The early orders, worth a total of $17.7 billion, included an Emirates deal to buy 12 Boeing 777-300ER jetliners, worth $3.6 billion at list prices. Boeing also received a $3 billion order from GE Capital Aviation Services for 40 737-800s. EADS-owned Airbus picked up a $4.4 billion order from Air Lease Corp. for 20 A321 aircraft and 31 A320s, a $4.9 billion order from GECAS, General Electric's commercial aircraft leasing arm, for 60 A320s. Russian flag carrier, Aeroflot, the only European airline to buy on Monday, ordered 11 of Airbus' A330-300 aircraft, worth $1.7 billion.
Canada's Bombardier, a rising challenger to established giants like Airbus and Boeing, received an order for three business jets from Qatar Airways in a deal worth $122 million.

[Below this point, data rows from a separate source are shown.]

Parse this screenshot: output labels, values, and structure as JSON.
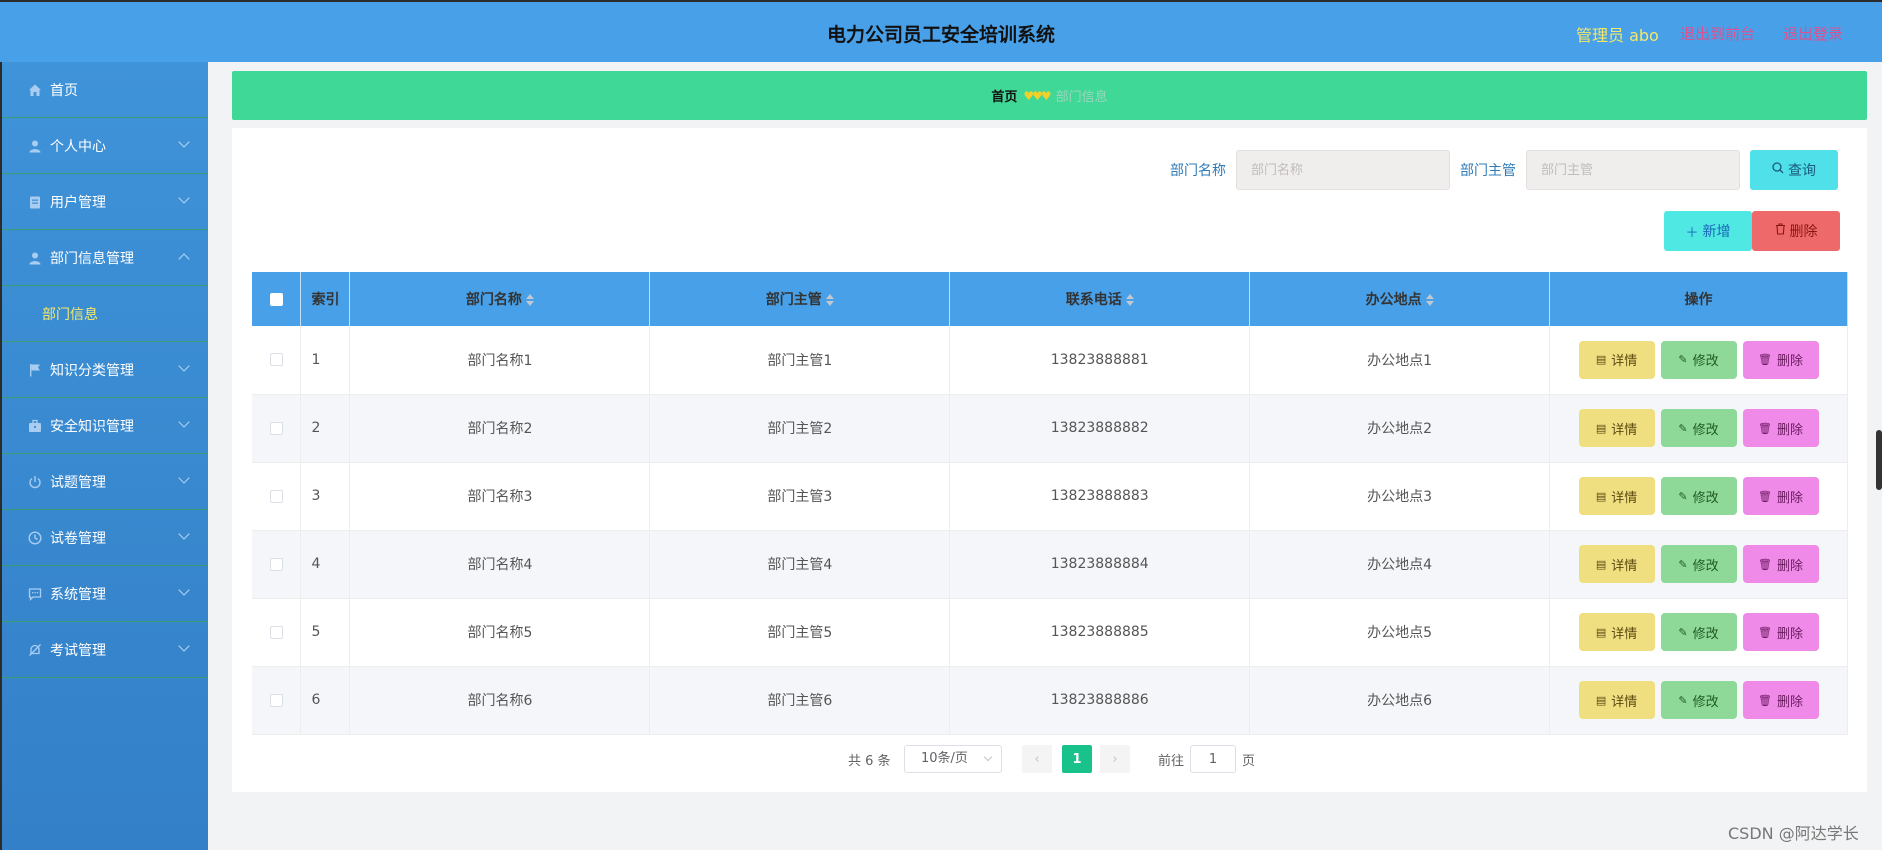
{
  "header": {
    "title": "电力公司员工安全培训系统",
    "user": "管理员 abo",
    "to_frontend": "退出到前台",
    "logout": "退出登录"
  },
  "sidebar": {
    "items": [
      {
        "label": "首页",
        "icon": "home-icon",
        "has_children": false
      },
      {
        "label": "个人中心",
        "icon": "user-icon",
        "has_children": true
      },
      {
        "label": "用户管理",
        "icon": "clipboard-icon",
        "has_children": true
      },
      {
        "label": "部门信息管理",
        "icon": "user-icon",
        "has_children": true,
        "expanded": true,
        "children": [
          "部门信息"
        ]
      },
      {
        "label": "知识分类管理",
        "icon": "flag-icon",
        "has_children": true
      },
      {
        "label": "安全知识管理",
        "icon": "briefcase-icon",
        "has_children": true
      },
      {
        "label": "试题管理",
        "icon": "power-icon",
        "has_children": true
      },
      {
        "label": "试卷管理",
        "icon": "clock-icon",
        "has_children": true
      },
      {
        "label": "系统管理",
        "icon": "chat-icon",
        "has_children": true
      },
      {
        "label": "考试管理",
        "icon": "bell-off-icon",
        "has_children": true
      }
    ]
  },
  "breadcrumb": {
    "home": "首页",
    "separator": "♥♥♥",
    "current": "部门信息"
  },
  "search": {
    "dept_name_label": "部门名称",
    "dept_name_placeholder": "部门名称",
    "dept_head_label": "部门主管",
    "dept_head_placeholder": "部门主管",
    "query_button": "查询"
  },
  "actions": {
    "add_button": "新增",
    "delete_button": "删除"
  },
  "table": {
    "columns": [
      "索引",
      "部门名称",
      "部门主管",
      "联系电话",
      "办公地点",
      "操作"
    ],
    "rows": [
      {
        "index": "1",
        "dept_name": "部门名称1",
        "dept_head": "部门主管1",
        "phone": "13823888881",
        "location": "办公地点1"
      },
      {
        "index": "2",
        "dept_name": "部门名称2",
        "dept_head": "部门主管2",
        "phone": "13823888882",
        "location": "办公地点2"
      },
      {
        "index": "3",
        "dept_name": "部门名称3",
        "dept_head": "部门主管3",
        "phone": "13823888883",
        "location": "办公地点3"
      },
      {
        "index": "4",
        "dept_name": "部门名称4",
        "dept_head": "部门主管4",
        "phone": "13823888884",
        "location": "办公地点4"
      },
      {
        "index": "5",
        "dept_name": "部门名称5",
        "dept_head": "部门主管5",
        "phone": "13823888885",
        "location": "办公地点5"
      },
      {
        "index": "6",
        "dept_name": "部门名称6",
        "dept_head": "部门主管6",
        "phone": "13823888886",
        "location": "办公地点6"
      }
    ],
    "row_actions": {
      "detail": "详情",
      "edit": "修改",
      "remove": "删除"
    }
  },
  "pagination": {
    "total": "共 6 条",
    "page_size": "10条/页",
    "current_page": "1",
    "goto_label": "前往",
    "goto_value": "1",
    "page_suffix": "页"
  },
  "watermark": "CSDN @阿达学长",
  "colors": {
    "header": "#48a0e8",
    "sidebar": "#3f93d8",
    "breadcrumb": "#3fd896",
    "active_page": "#19c28a"
  }
}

Bombardier Commercial Aircraft President Gary Scott was cautious about the near-term outlook, saying that airlines needed to be sure they could sustain recent post-crisis gains before they had they "balance sheet and the courage to order airplanes in significant quantities again."
"2011/12 is when the rising tide will lift all ships," he said.

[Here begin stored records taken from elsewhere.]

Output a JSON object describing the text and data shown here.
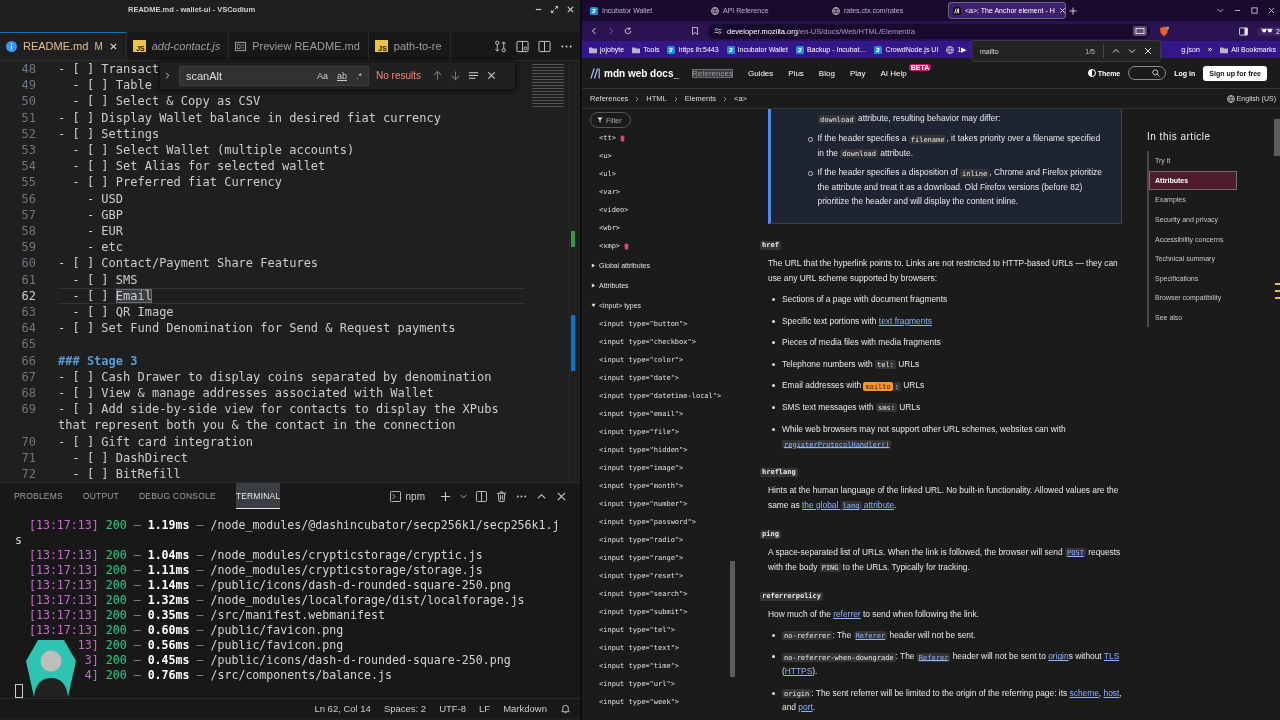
{
  "editor_window": {
    "title": "README.md - wallet-ui - VSCodium",
    "tabs": [
      {
        "label": "README.md",
        "kind": "info",
        "status": "M",
        "preview": false,
        "selected": true
      },
      {
        "label": "add-contact.js",
        "kind": "js",
        "icon_text": "JS",
        "preview": true,
        "selected": false
      },
      {
        "label": "Preview README.md",
        "kind": "markdown-preview",
        "preview": false,
        "selected": false
      },
      {
        "label": "path-to-re",
        "kind": "js",
        "icon_text": "JS",
        "preview": false,
        "selected": false
      }
    ],
    "find_widget": {
      "query": "scanAlt",
      "options": [
        {
          "label": "Aa",
          "kind": "case",
          "on": false
        },
        {
          "label": "ab",
          "kind": "word",
          "on": false
        },
        {
          "label": ".*",
          "kind": "regex",
          "on": false
        }
      ],
      "result": "No results"
    },
    "lines": [
      {
        "number": "48",
        "kind": "text",
        "current": false,
        "text": "- [ ] Transact"
      },
      {
        "number": "49",
        "kind": "text",
        "current": false,
        "text": "  - [ ] Table"
      },
      {
        "number": "50",
        "kind": "text",
        "current": false,
        "text": "  - [ ] Select & Copy as CSV"
      },
      {
        "number": "51",
        "kind": "text",
        "current": false,
        "text": "- [ ] Display Wallet balance in desired fiat currency"
      },
      {
        "number": "52",
        "kind": "text",
        "current": false,
        "text": "- [ ] Settings"
      },
      {
        "number": "53",
        "kind": "text",
        "current": false,
        "text": "  - [ ] Select Wallet (multiple accounts)"
      },
      {
        "number": "54",
        "kind": "text",
        "current": false,
        "text": "  - [ ] Set Alias for selected wallet"
      },
      {
        "number": "55",
        "kind": "text",
        "current": false,
        "text": "  - [ ] Preferred fiat Currency"
      },
      {
        "number": "56",
        "kind": "text",
        "current": false,
        "text": "    - USD"
      },
      {
        "number": "57",
        "kind": "text",
        "current": false,
        "text": "    - GBP"
      },
      {
        "number": "58",
        "kind": "text",
        "current": false,
        "text": "    - EUR"
      },
      {
        "number": "59",
        "kind": "text",
        "current": false,
        "text": "    - etc"
      },
      {
        "number": "60",
        "kind": "text",
        "current": false,
        "text": "- [ ] Contact/Payment Share Features"
      },
      {
        "number": "61",
        "kind": "text",
        "current": false,
        "text": "  - [ ] SMS"
      },
      {
        "number": "62",
        "kind": "text",
        "current": true,
        "text": "  - [ ] ",
        "selection": "Email"
      },
      {
        "number": "63",
        "kind": "text",
        "current": false,
        "text": "  - [ ] QR Image"
      },
      {
        "number": "64",
        "kind": "text",
        "current": false,
        "text": "- [ ] Set Fund Denomination for Send & Request payments"
      },
      {
        "number": "65",
        "kind": "blank",
        "current": false
      },
      {
        "number": "66",
        "kind": "heading",
        "current": false,
        "text": "### Stage 3"
      },
      {
        "number": "67",
        "kind": "text",
        "current": false,
        "text": "- [ ] Cash Drawer to display coins separated by denomination"
      },
      {
        "number": "68",
        "kind": "text",
        "current": false,
        "text": "- [ ] View & manage addresses associated with Wallet"
      },
      {
        "number": "69",
        "kind": "text",
        "current": false,
        "text": "- [ ] Add side-by-side view for contacts to display the XPubs that represent both you & the contact in the connection"
      },
      {
        "number": "70",
        "kind": "text",
        "current": false,
        "text": "- [ ] Gift card integration"
      },
      {
        "number": "71",
        "kind": "text",
        "current": false,
        "text": "  - [ ] DashDirect"
      },
      {
        "number": "72",
        "kind": "text",
        "current": false,
        "text": "  - [ ] BitRefill"
      }
    ],
    "panel": {
      "tabs": [
        {
          "label": "PROBLEMS",
          "selected": false
        },
        {
          "label": "OUTPUT",
          "selected": false
        },
        {
          "label": "DEBUG CONSOLE",
          "selected": false
        },
        {
          "label": "TERMINAL",
          "selected": true
        }
      ],
      "terminal_label": "npm",
      "terminal_lines": [
        "[13:17:13] 200 — 1.19ms — /node_modules/@dashincubator/secp256k1/secp256k1.js",
        "[13:17:13] 200 — 1.04ms — /node_modules/crypticstorage/cryptic.js",
        "[13:17:13] 200 — 1.11ms — /node_modules/crypticstorage/storage.js",
        "[13:17:13] 200 — 1.14ms — /public/icons/dash-d-rounded-square-250.png",
        "[13:17:13] 200 — 1.32ms — /node_modules/localforage/dist/localforage.js",
        "[13:17:13] 200 — 0.35ms — /src/manifest.webmanifest",
        "[13:17:13] 200 — 0.60ms — /public/favicon.png",
        "13] 200 — 0.56ms — /public/favicon.png",
        "3] 200 — 0.45ms — /public/icons/dash-d-rounded-square-250.png",
        "4] 200 — 0.76ms — /src/components/balance.js"
      ]
    },
    "status_bar": [
      "Ln 62, Col 14",
      "Spaces: 2",
      "UTF-8",
      "LF",
      "Markdown"
    ]
  },
  "browser": {
    "tabs": [
      {
        "title": "Incubator Wallet",
        "kind": "app",
        "selected": false
      },
      {
        "title": "API Reference",
        "kind": "globe",
        "selected": false
      },
      {
        "title": "rates.ctx.com/rates",
        "kind": "globe",
        "selected": false
      },
      {
        "title": "<a>: The Anchor element - H",
        "kind": "logo",
        "selected": true
      }
    ],
    "address": {
      "host": "developer.mozilla.org",
      "path": "/en-US/docs/Web/HTML/Element/a"
    },
    "glasses_count": "2",
    "bookmarks": [
      {
        "label": "jojobyte",
        "kind": "folder"
      },
      {
        "label": "Tools",
        "kind": "folder"
      },
      {
        "label": "https lh:5443",
        "kind": "app"
      },
      {
        "label": "Incubator Wallet",
        "kind": "app"
      },
      {
        "label": "Backup - Incubat…",
        "kind": "app"
      },
      {
        "label": "CrowdNode.js UI",
        "kind": "app"
      },
      {
        "label": "1▶",
        "kind": "globe"
      }
    ],
    "bookmarks_right": [
      {
        "label": "g.json"
      }
    ],
    "bookmarks_overflow": "»",
    "all_bookmarks": "All Bookmarks",
    "find_bar": {
      "query": "mailto",
      "count": "1/5"
    }
  },
  "page": {
    "logo": "mdn web docs_",
    "nav": [
      {
        "label": "References",
        "selected": true
      },
      {
        "label": "Guides",
        "selected": false
      },
      {
        "label": "Plus",
        "selected": false
      },
      {
        "label": "Blog",
        "selected": false
      },
      {
        "label": "Play",
        "selected": false
      },
      {
        "label": "AI Help",
        "selected": false,
        "badge": "BETA"
      }
    ],
    "theme_label": "Theme",
    "login_label": "Log in",
    "signup_label": "Sign up for free",
    "breadcrumbs": [
      "References",
      "HTML",
      "Elements",
      "<a>"
    ],
    "language": "English (US)",
    "sidebar": {
      "filter_label": "Filter",
      "elements": [
        {
          "label": "<tt>",
          "deprecated": true
        },
        {
          "label": "<u>",
          "deprecated": false
        },
        {
          "label": "<ul>",
          "deprecated": false
        },
        {
          "label": "<var>",
          "deprecated": false
        },
        {
          "label": "<video>",
          "deprecated": false
        },
        {
          "label": "<wbr>",
          "deprecated": false
        },
        {
          "label": "<xmp>",
          "deprecated": true
        }
      ],
      "sections": [
        {
          "label": "Global attributes",
          "expanded": false
        },
        {
          "label": "Attributes",
          "expanded": false
        },
        {
          "label": "<input> types",
          "expanded": true,
          "children": [
            {
              "label": "<input type=\"button\">"
            },
            {
              "label": "<input type=\"checkbox\">"
            },
            {
              "label": "<input type=\"color\">"
            },
            {
              "label": "<input type=\"date\">"
            },
            {
              "label": "<input type=\"datetime-local\">"
            },
            {
              "label": "<input type=\"email\">"
            },
            {
              "label": "<input type=\"file\">"
            },
            {
              "label": "<input type=\"hidden\">"
            },
            {
              "label": "<input type=\"image\">"
            },
            {
              "label": "<input type=\"month\">"
            },
            {
              "label": "<input type=\"number\">"
            },
            {
              "label": "<input type=\"password\">"
            },
            {
              "label": "<input type=\"radio\">"
            },
            {
              "label": "<input type=\"range\">"
            },
            {
              "label": "<input type=\"reset\">"
            },
            {
              "label": "<input type=\"search\">"
            },
            {
              "label": "<input type=\"submit\">"
            },
            {
              "label": "<input type=\"tel\">"
            },
            {
              "label": "<input type=\"text\">"
            },
            {
              "label": "<input type=\"time\">"
            },
            {
              "label": "<input type=\"url\">"
            },
            {
              "label": "<input type=\"week\">"
            }
          ]
        }
      ]
    },
    "content": [
      {
        "kind": "note",
        "paragraph": [
          {
            "kind": "code",
            "text": "download"
          },
          {
            "kind": "text",
            "text": " attribute, resulting behavior may differ:"
          }
        ],
        "items": [
          [
            {
              "kind": "text",
              "text": "If the header specifies a "
            },
            {
              "kind": "code",
              "text": "filename"
            },
            {
              "kind": "text",
              "text": ", it takes priority over a filename specified in the "
            },
            {
              "kind": "code",
              "text": "download"
            },
            {
              "kind": "text",
              "text": " attribute."
            }
          ],
          [
            {
              "kind": "text",
              "text": "If the header specifies a disposition of "
            },
            {
              "kind": "code",
              "text": "inline"
            },
            {
              "kind": "text",
              "text": ", Chrome and Firefox prioritize the attribute and treat it as a download. Old Firefox versions (before 82) prioritize the header and will display the content inline."
            }
          ]
        ]
      },
      {
        "kind": "term",
        "text": "href"
      },
      {
        "kind": "paragraph",
        "segments": [
          {
            "kind": "text",
            "text": "The URL that the hyperlink points to. Links are not restricted to HTTP-based URLs — they can use any URL scheme supported by browsers:"
          }
        ]
      },
      {
        "kind": "list",
        "items": [
          [
            {
              "kind": "text",
              "text": "Sections of a page with document fragments"
            }
          ],
          [
            {
              "kind": "text",
              "text": "Specific text portions with "
            },
            {
              "kind": "link",
              "parts": [
                {
                  "kind": "text",
                  "text": "text fragments"
                }
              ]
            }
          ],
          [
            {
              "kind": "text",
              "text": "Pieces of media files with media fragments"
            }
          ],
          [
            {
              "kind": "text",
              "text": "Telephone numbers with "
            },
            {
              "kind": "code",
              "text": "tel:"
            },
            {
              "kind": "text",
              "text": " URLs"
            }
          ],
          [
            {
              "kind": "text",
              "text": "Email addresses with "
            },
            {
              "kind": "match",
              "text": "mailto"
            },
            {
              "kind": "code",
              "text": ":"
            },
            {
              "kind": "text",
              "text": " URLs"
            }
          ],
          [
            {
              "kind": "text",
              "text": "SMS text messages with "
            },
            {
              "kind": "code",
              "text": "sms:"
            },
            {
              "kind": "text",
              "text": " URLs"
            }
          ],
          [
            {
              "kind": "text",
              "text": "While web browsers may not support other URL schemes, websites can with "
            },
            {
              "kind": "link",
              "parts": [
                {
                  "kind": "code",
                  "text": "registerProtocolHandler()"
                }
              ]
            }
          ]
        ]
      },
      {
        "kind": "term",
        "text": "hreflang"
      },
      {
        "kind": "paragraph",
        "segments": [
          {
            "kind": "text",
            "text": "Hints at the human language of the linked URL. No built-in functionality. Allowed values are the same as "
          },
          {
            "kind": "link",
            "parts": [
              {
                "kind": "text",
                "text": "the global "
              },
              {
                "kind": "code",
                "text": "lang"
              },
              {
                "kind": "text",
                "text": " attribute"
              }
            ]
          },
          {
            "kind": "text",
            "text": "."
          }
        ]
      },
      {
        "kind": "term",
        "text": "ping"
      },
      {
        "kind": "paragraph",
        "segments": [
          {
            "kind": "text",
            "text": "A space-separated list of URLs. When the link is followed, the browser will send "
          },
          {
            "kind": "link",
            "parts": [
              {
                "kind": "code",
                "text": "POST"
              }
            ]
          },
          {
            "kind": "text",
            "text": " requests with the body "
          },
          {
            "kind": "code",
            "text": "PING"
          },
          {
            "kind": "text",
            "text": " to the URLs. Typically for tracking."
          }
        ]
      },
      {
        "kind": "term",
        "text": "referrerpolicy"
      },
      {
        "kind": "paragraph",
        "segments": [
          {
            "kind": "text",
            "text": "How much of the "
          },
          {
            "kind": "link",
            "parts": [
              {
                "kind": "text",
                "text": "referrer"
              }
            ]
          },
          {
            "kind": "text",
            "text": " to send when following the link."
          }
        ]
      },
      {
        "kind": "list",
        "items": [
          [
            {
              "kind": "code",
              "text": "no-referrer"
            },
            {
              "kind": "text",
              "text": ": The "
            },
            {
              "kind": "link",
              "parts": [
                {
                  "kind": "code",
                  "text": "Referer"
                }
              ]
            },
            {
              "kind": "text",
              "text": " header will not be sent."
            }
          ],
          [
            {
              "kind": "code",
              "text": "no-referrer-when-downgrade"
            },
            {
              "kind": "text",
              "text": ": The "
            },
            {
              "kind": "link",
              "parts": [
                {
                  "kind": "code",
                  "text": "Referer"
                }
              ]
            },
            {
              "kind": "text",
              "text": " header will not be sent to "
            },
            {
              "kind": "link",
              "parts": [
                {
                  "kind": "text",
                  "text": "origin"
                }
              ]
            },
            {
              "kind": "text",
              "text": "s without "
            },
            {
              "kind": "link",
              "parts": [
                {
                  "kind": "text",
                  "text": "TLS"
                }
              ]
            },
            {
              "kind": "text",
              "text": " ("
            },
            {
              "kind": "link",
              "parts": [
                {
                  "kind": "text",
                  "text": "HTTPS"
                }
              ]
            },
            {
              "kind": "text",
              "text": ")."
            }
          ],
          [
            {
              "kind": "code",
              "text": "origin"
            },
            {
              "kind": "text",
              "text": ": The sent referrer will be limited to the origin of the referring page: its "
            },
            {
              "kind": "link",
              "parts": [
                {
                  "kind": "text",
                  "text": "scheme"
                }
              ]
            },
            {
              "kind": "text",
              "text": ", "
            },
            {
              "kind": "link",
              "parts": [
                {
                  "kind": "text",
                  "text": "host"
                }
              ]
            },
            {
              "kind": "text",
              "text": ", and "
            },
            {
              "kind": "link",
              "parts": [
                {
                  "kind": "text",
                  "text": "port"
                }
              ]
            },
            {
              "kind": "text",
              "text": "."
            }
          ]
        ]
      }
    ],
    "toc": {
      "title": "In this article",
      "items": [
        {
          "label": "Try it",
          "selected": false
        },
        {
          "label": "Attributes",
          "selected": true
        },
        {
          "label": "Examples",
          "selected": false
        },
        {
          "label": "Security and privacy",
          "selected": false
        },
        {
          "label": "Accessibility concerns",
          "selected": false
        },
        {
          "label": "Technical summary",
          "selected": false
        },
        {
          "label": "Specifications",
          "selected": false
        },
        {
          "label": "Browser compatibility",
          "selected": false
        },
        {
          "label": "See also",
          "selected": false
        }
      ]
    }
  }
}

In the U.S., the world's biggest single defense market, the Pentagon is looking to trim some $100 billion of savings from personnel and procurement over the next five years. In Britain, Europe's largest market, the government is considering cuts of up to 20 percent.
Wheeldon said that defense "worries are more significant than at any of the other shows I've attended."
"Cuts are the order of the day, rightly or wrongly, as Western governments seek to pull back on their expenditure," he said.
Giulio La Scala, Business Development Manager at Northrop Grumman Italia S.p.A, said several programs were suffering.
"We are living in a period in crisis," La Scala said as he manned the company's display stand at Farnborough. "So many of the major products have been delayed or there has been a restriction on the number of aircraft that they are flying."
Airbus' long-delayed A400M military transport plane is providing a high profile symbol of the problems facing the defense sector.
Britain has already scaled down its order for the four-engine military transport, which will take part in the daily flying display at Farnborough.
Airbus expects to start delivering A400Ms sometime after December 2012 , around four years behind schedule and 50 percent over budget because of technical glitches. The original seven customer nations for the aircraft - Belgium, Britain, France, Germany, Luxembourg, Spain and Turkey - agreed with Airbus' parent European Aeronautic Defense & Space Co. in March to spend an additional euro3.5 billion to save the project after months of bickering about who should pay for cost overruns.
Analysts will also be watching for developments in the bitter Boeing-Airbus battle to win a $35 billion contest to provide aerial tankers to the U.S. Air Force - the World Trade Organization ruled earlier this month that European governments gave Airbus illegal subsidies for the project.
The show runs July 19-25 at an airfield about 30 miles west of central London.